An alternative interpretation is that one partner's psychological adjustment influences their partner's goal appraisal. For example, if a husband perceives that his wife is despondent about her chances of becoming pregnant, he might adopt the role of “cheerleader” and report optimistic appraisals. Such a scenario highlights the transactional qualities of dyadic appraisal and adjustment [13, 17]. Future studies should include measures of perceptions of partners' goal assessments and psychological adjustment to examine how individual goal assessments and psychological adjustment are influenced by perceptions of partners' appraisals. Partners may adjust their own appraisals based upon how they believe their partner is assessing and responding to infertility.

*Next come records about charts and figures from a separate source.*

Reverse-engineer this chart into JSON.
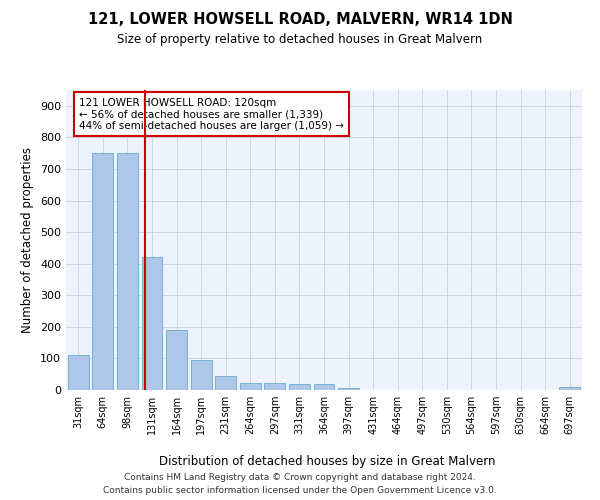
{
  "title": "121, LOWER HOWSELL ROAD, MALVERN, WR14 1DN",
  "subtitle": "Size of property relative to detached houses in Great Malvern",
  "xlabel": "Distribution of detached houses by size in Great Malvern",
  "ylabel": "Number of detached properties",
  "bar_labels": [
    "31sqm",
    "64sqm",
    "98sqm",
    "131sqm",
    "164sqm",
    "197sqm",
    "231sqm",
    "264sqm",
    "297sqm",
    "331sqm",
    "364sqm",
    "397sqm",
    "431sqm",
    "464sqm",
    "497sqm",
    "530sqm",
    "564sqm",
    "597sqm",
    "630sqm",
    "664sqm",
    "697sqm"
  ],
  "bar_values": [
    110,
    750,
    750,
    420,
    190,
    95,
    43,
    22,
    22,
    18,
    18,
    7,
    0,
    0,
    0,
    0,
    0,
    0,
    0,
    0,
    8
  ],
  "bar_color": "#aec6e8",
  "bar_edge_color": "#6aabd2",
  "vline_x": 2.72,
  "vline_color": "#cc0000",
  "ylim": [
    0,
    950
  ],
  "yticks": [
    0,
    100,
    200,
    300,
    400,
    500,
    600,
    700,
    800,
    900
  ],
  "annotation_text": "121 LOWER HOWSELL ROAD: 120sqm\n← 56% of detached houses are smaller (1,339)\n44% of semi-detached houses are larger (1,059) →",
  "annotation_box_color": "#ffffff",
  "annotation_box_edge": "#cc0000",
  "footer_line1": "Contains HM Land Registry data © Crown copyright and database right 2024.",
  "footer_line2": "Contains public sector information licensed under the Open Government Licence v3.0.",
  "plot_bg_color": "#eef2fb"
}
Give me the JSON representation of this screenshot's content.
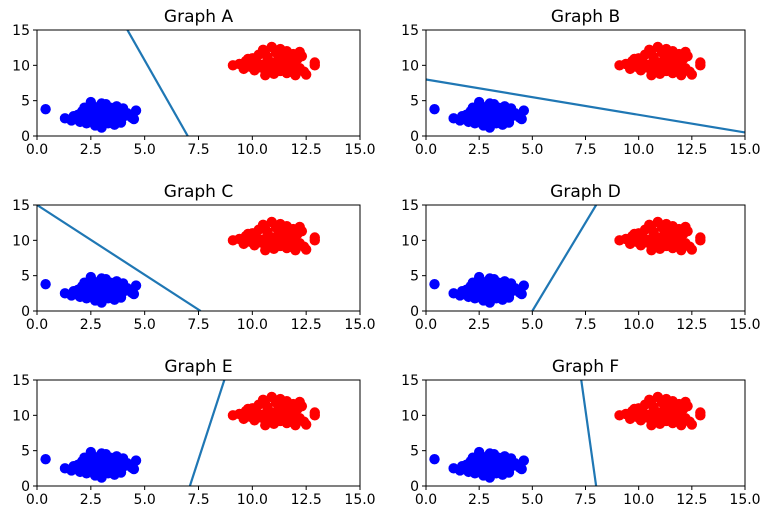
{
  "figure": {
    "grid": "3x2"
  },
  "colors": {
    "class_a": "#0000ff",
    "class_b": "#ff0000",
    "line": "#1f77b4"
  },
  "chart_data": [
    {
      "type": "scatter",
      "title": "Graph A",
      "xlim": [
        0,
        15
      ],
      "ylim": [
        0,
        15
      ],
      "xticks": [
        "0.0",
        "2.5",
        "5.0",
        "7.5",
        "10.0",
        "12.5",
        "15.0"
      ],
      "yticks": [
        "0",
        "5",
        "10",
        "15"
      ],
      "line": {
        "x": [
          4.2,
          7.0
        ],
        "y": [
          15.0,
          0.0
        ]
      }
    },
    {
      "type": "scatter",
      "title": "Graph B",
      "xlim": [
        0,
        15
      ],
      "ylim": [
        0,
        15
      ],
      "xticks": [
        "0.0",
        "2.5",
        "5.0",
        "7.5",
        "10.0",
        "12.5",
        "15.0"
      ],
      "yticks": [
        "0",
        "5",
        "10",
        "15"
      ],
      "line": {
        "x": [
          0.0,
          15.0
        ],
        "y": [
          8.0,
          0.5
        ]
      }
    },
    {
      "type": "scatter",
      "title": "Graph C",
      "xlim": [
        0,
        15
      ],
      "ylim": [
        0,
        15
      ],
      "xticks": [
        "0.0",
        "2.5",
        "5.0",
        "7.5",
        "10.0",
        "12.5",
        "15.0"
      ],
      "yticks": [
        "0",
        "5",
        "10",
        "15"
      ],
      "line": {
        "x": [
          0.0,
          7.6
        ],
        "y": [
          15.0,
          0.0
        ]
      }
    },
    {
      "type": "scatter",
      "title": "Graph D",
      "xlim": [
        0,
        15
      ],
      "ylim": [
        0,
        15
      ],
      "xticks": [
        "0.0",
        "2.5",
        "5.0",
        "7.5",
        "10.0",
        "12.5",
        "15.0"
      ],
      "yticks": [
        "0",
        "5",
        "10",
        "15"
      ],
      "line": {
        "x": [
          5.0,
          8.0
        ],
        "y": [
          0.0,
          15.0
        ]
      }
    },
    {
      "type": "scatter",
      "title": "Graph E",
      "xlim": [
        0,
        15
      ],
      "ylim": [
        0,
        15
      ],
      "xticks": [
        "0.0",
        "2.5",
        "5.0",
        "7.5",
        "10.0",
        "12.5",
        "15.0"
      ],
      "yticks": [
        "0",
        "5",
        "10",
        "15"
      ],
      "line": {
        "x": [
          7.1,
          8.7
        ],
        "y": [
          0.0,
          15.0
        ]
      }
    },
    {
      "type": "scatter",
      "title": "Graph F",
      "xlim": [
        0,
        15
      ],
      "ylim": [
        0,
        15
      ],
      "xticks": [
        "0.0",
        "2.5",
        "5.0",
        "7.5",
        "10.0",
        "12.5",
        "15.0"
      ],
      "yticks": [
        "0",
        "5",
        "10",
        "15"
      ],
      "line": {
        "x": [
          7.3,
          8.0
        ],
        "y": [
          15.0,
          0.0
        ]
      }
    }
  ],
  "scatter_points": {
    "blue": [
      [
        0.4,
        3.8
      ],
      [
        1.3,
        2.5
      ],
      [
        1.6,
        2.2
      ],
      [
        1.7,
        2.8
      ],
      [
        1.9,
        3.0
      ],
      [
        2.0,
        2.0
      ],
      [
        2.1,
        3.5
      ],
      [
        2.2,
        2.6
      ],
      [
        2.3,
        1.8
      ],
      [
        2.4,
        3.2
      ],
      [
        2.5,
        4.8
      ],
      [
        2.5,
        2.3
      ],
      [
        2.6,
        3.8
      ],
      [
        2.6,
        2.9
      ],
      [
        2.7,
        1.5
      ],
      [
        2.8,
        3.4
      ],
      [
        2.8,
        2.5
      ],
      [
        2.9,
        4.2
      ],
      [
        2.9,
        2.0
      ],
      [
        3.0,
        3.0
      ],
      [
        3.0,
        1.2
      ],
      [
        3.1,
        3.8
      ],
      [
        3.1,
        2.6
      ],
      [
        3.2,
        4.5
      ],
      [
        3.2,
        2.2
      ],
      [
        3.3,
        3.3
      ],
      [
        3.3,
        1.8
      ],
      [
        3.4,
        2.8
      ],
      [
        3.4,
        4.0
      ],
      [
        3.5,
        3.5
      ],
      [
        3.5,
        2.4
      ],
      [
        3.6,
        3.0
      ],
      [
        3.6,
        1.6
      ],
      [
        3.7,
        4.2
      ],
      [
        3.7,
        2.6
      ],
      [
        3.8,
        3.4
      ],
      [
        3.9,
        2.2
      ],
      [
        4.0,
        3.9
      ],
      [
        4.1,
        2.9
      ],
      [
        4.2,
        3.2
      ],
      [
        4.4,
        2.6
      ],
      [
        4.6,
        3.6
      ],
      [
        4.5,
        2.4
      ],
      [
        2.2,
        4.0
      ],
      [
        1.8,
        2.4
      ],
      [
        3.0,
        4.6
      ],
      [
        2.7,
        3.7
      ],
      [
        3.9,
        1.9
      ]
    ],
    "red": [
      [
        9.1,
        10.0
      ],
      [
        9.4,
        10.2
      ],
      [
        9.6,
        9.5
      ],
      [
        9.7,
        10.6
      ],
      [
        9.9,
        9.8
      ],
      [
        10.0,
        11.0
      ],
      [
        10.1,
        9.3
      ],
      [
        10.2,
        10.4
      ],
      [
        10.3,
        11.5
      ],
      [
        10.4,
        9.7
      ],
      [
        10.5,
        12.2
      ],
      [
        10.5,
        10.1
      ],
      [
        10.6,
        8.6
      ],
      [
        10.7,
        11.2
      ],
      [
        10.8,
        9.4
      ],
      [
        10.9,
        12.6
      ],
      [
        10.9,
        10.4
      ],
      [
        11.0,
        8.8
      ],
      [
        11.1,
        11.8
      ],
      [
        11.1,
        9.9
      ],
      [
        11.2,
        10.8
      ],
      [
        11.3,
        12.3
      ],
      [
        11.3,
        9.2
      ],
      [
        11.4,
        11.4
      ],
      [
        11.5,
        10.2
      ],
      [
        11.6,
        8.9
      ],
      [
        11.6,
        12.0
      ],
      [
        11.7,
        10.7
      ],
      [
        11.8,
        9.5
      ],
      [
        11.9,
        11.6
      ],
      [
        11.9,
        10.0
      ],
      [
        12.0,
        8.6
      ],
      [
        12.1,
        10.9
      ],
      [
        12.2,
        9.6
      ],
      [
        12.3,
        11.3
      ],
      [
        12.4,
        9.1
      ],
      [
        12.5,
        8.7
      ],
      [
        12.9,
        10.0
      ],
      [
        12.9,
        10.4
      ],
      [
        12.2,
        11.9
      ],
      [
        11.5,
        11.0
      ],
      [
        10.6,
        11.6
      ],
      [
        10.0,
        10.6
      ],
      [
        9.8,
        10.9
      ]
    ]
  }
}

Research on dyadic goal adjustment responses to infertility should incorporate diverse groups to expand generalizability and to examine potential differences across subsamples. Although no statistically significant differences were identified between women whose partners elected or declined to participate in the study, there may be unmeasured, unique characteristics of men electing to participate in the study and their relationships with their partners that limit the generalizability of these findings. Relative to those who declined participation, men who participated in the study may have had more congruent goal appraisals with their partners, higher relationship satisfaction, or perhaps offered more support to their partners through the treatment process. Measures of relationship satisfaction and other dyadic variables should be assessed in future studies. Longitudinal studies with larger samples are necessary to examine these processes adequately, but the current study makes an important contribution by highlighting key questions and by identifying particular variables of interest, such as perceived likelihood of becoming pregnant.

Clinical implications of the findings include the value of assessing goal attainability appraisals in partners receiving treatment for infertility and discussing the impact that goal assessment congruence or discrepancy may have on individuals' cognitions and mood. Discussing with a woman how her expectations for fertility treatments relate to her well-being is important, as well as concurrently discussing her partner's appraisals and how these may influence her adjustment. Facilitating communication between partners about their expectations for goal progress may aid in developing congruent appraisals that could lead to attuned responses if treatment fails.

These findings support the theory that goal appraisals are salient factors that predict psychological adjustment to infertility treatment. Broadening the assessment of goal-related appraisals from the intrapersonal level to the interpersonal level is an important step that provides insights on the fertility experience and explains significant variance in individuals' adjustment to infertility. Understanding the relationships between partner goal appraisals and adjustment has the potential to inform interventions that may diminish distress and improve marital relationship quality during the experience of treatment for infertility.